Em diversos casos, ainda que não haja previsão legal expressa a respeito do efeito suspensivo, quando for argüida matéria de ordem pública, é perfeitamente admissível o entendimento de que a argüição da ausência dos requisitos da execução suspende o seu curso. Deve, de tal forma, o magistrado conceder a suspensão do procedimento, analisadas as particularidades do caso concreto, quando verificar que o andamento do processo possa resultar lesão grave ou de difícil reparação e sendo relevante o fundamento da exceção de pré-executividade. Assim, a suspensão deriva diretamente de decisão do juiz, quando do recebimento da exceção.
Uma vez que a argüição suspende o próprio processo de execução, parece lógico que o prazo para embargos também é suspenso. Decidida que seja argüição, recomeçará a correr o prazo para os embargos, a partir da intimação da decisão. Isto ocorrerá, vale dizer, todas as vezes que estiver em curso qualquer prazo na execução, não só para os embargos.[5]
Imperioso e absolutamente necessário reconhecer que se deve usar o bom senso no emprego do instituto, evitando sua utilização abusiva, principalmente em razão deste tratar-se de construção doutrinária e não possuir sequer previsão legal. Entretanto, não se concebe entender a intenção do legislador como sendo a de que o executado somente pode se opor à execução, uma vez que seu patrimônio já tenha sido constrito em virtude de determinação judicial, quando desde logo se pode verificar a falta dos pressupostos processuais e das condições da ação, requisitos de admissibilidade que o juiz deveria apreciar de ofício, ao receber a petição inicial.
A doutrina divide-se quanto ao cabimento da exceção de pré-executividade, se apenas nos casos em que se tratar de matéria de ordem pública em que o juiz deve apreciar de ofício, ou se abrange também hipóteses de matérias relativas ao mérito. Tais divergências doutrinárias refletem-se na jurisprudência existente.

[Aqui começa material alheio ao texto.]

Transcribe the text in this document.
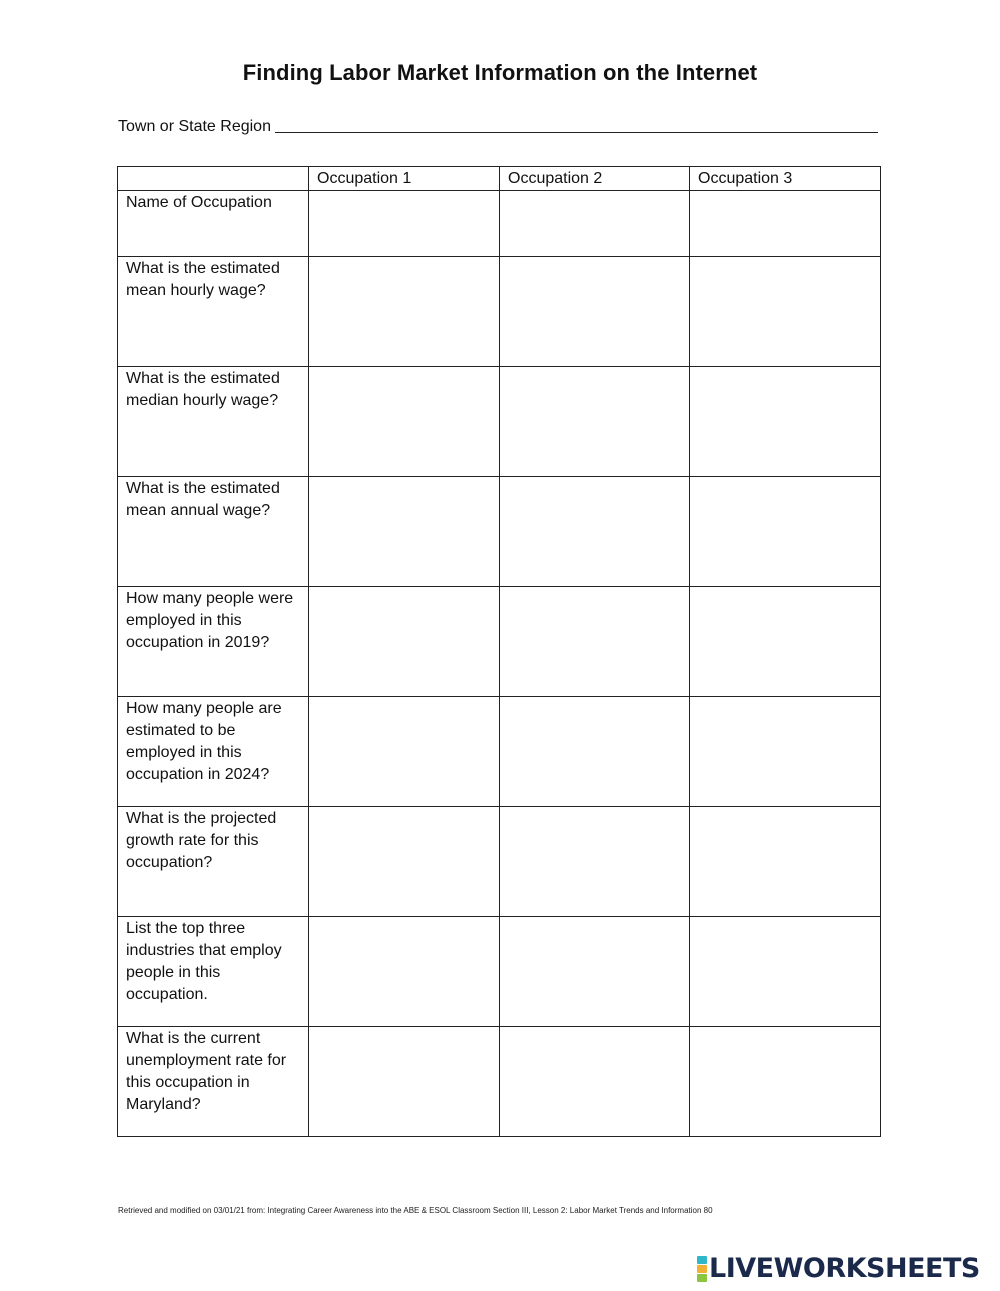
Finding Labor Market Information on the Internet
Town or State Region
	Occupation 1	Occupation 2	Occupation 3
Name of Occupation			
What is the estimated mean hourly wage?			
What is the estimated median hourly wage?			
What is the estimated mean annual wage?			
How many people were employed in this occupation in 2019?			
How many people are estimated to be employed in this occupation in 2024?			
What is the projected growth rate for this occupation?			
List the top three industries that employ people in this occupation.			
What is the current unemployment rate for this occupation in Maryland?			
Retrieved and modified on 03/01/21 from: Integrating Career Awareness into the ABE & ESOL Classroom Section III, Lesson 2: Labor Market Trends and Information 80
LIVEWORKSHEETS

Neste diapasão, há acórdãos restringindo o cabimento da exceção de pré-executividade, e há acórdãos que admitem o cabimento da exceção de pré-executividade, por exemplo, quando há prescrição ou decadência, ou quando o executado pagou a dívida, possuindo recibo de tal ato jurídico.
Não obstante ainda não ser consolidada a posição da jurisprudência, entende-se que é admissível o cabimento da exceção de pré-executividade, sem a garantia do juízo, nos casos em que a execução não deva prosperar, por ser nula ou mesmo inexistente; assim, a matéria veiculada pode dizer respeito tanto ao juízo de admissibilidade quanto ao juízo de mérito da execução, desde que não haja necessidade de dilação probatória. Nesse sentido:
“TRIBUTÁRIO – PROCESSUAL CIVIL – EXECUÇÃO FISCAL – EXCEÇÃO DE PRÉ-EXECUTIVIDADE – ARGÜIÇÃO DE PRESCRIÇÃO – POSSIBILIDADE – A possibilidade de verificação de plano, sem necessidade de dilação probatória, delimita as matérias passíveis de serem deduzidas na exceção de pré-executividade, independentemente da garantia do juízo. 2 É possível a argüição de prescrição por meio de exceção de pré-executividade, sempre que demonstrada por prova documental pré-constituída. 3. Recurso Especial improvido”. (STJ – RESP 537617 – PR – 1ª T. – Rel. Min. Teori Albino Zavascki – DJU 08.03.2004 – p. 00175)
Havendo acolhimento da exceção de pré-executividade, a execução é extinta e o exeqüente deve ser responsabilizado pelo pagamento das custas do processo e dos honorários advocatícios. Esta é uma conseqüência inexorável do artigo 20, parágrafo 4º, do Código de Processo Civil, que na sua atual redação prevê honorários nas execuções, embargadas ou não.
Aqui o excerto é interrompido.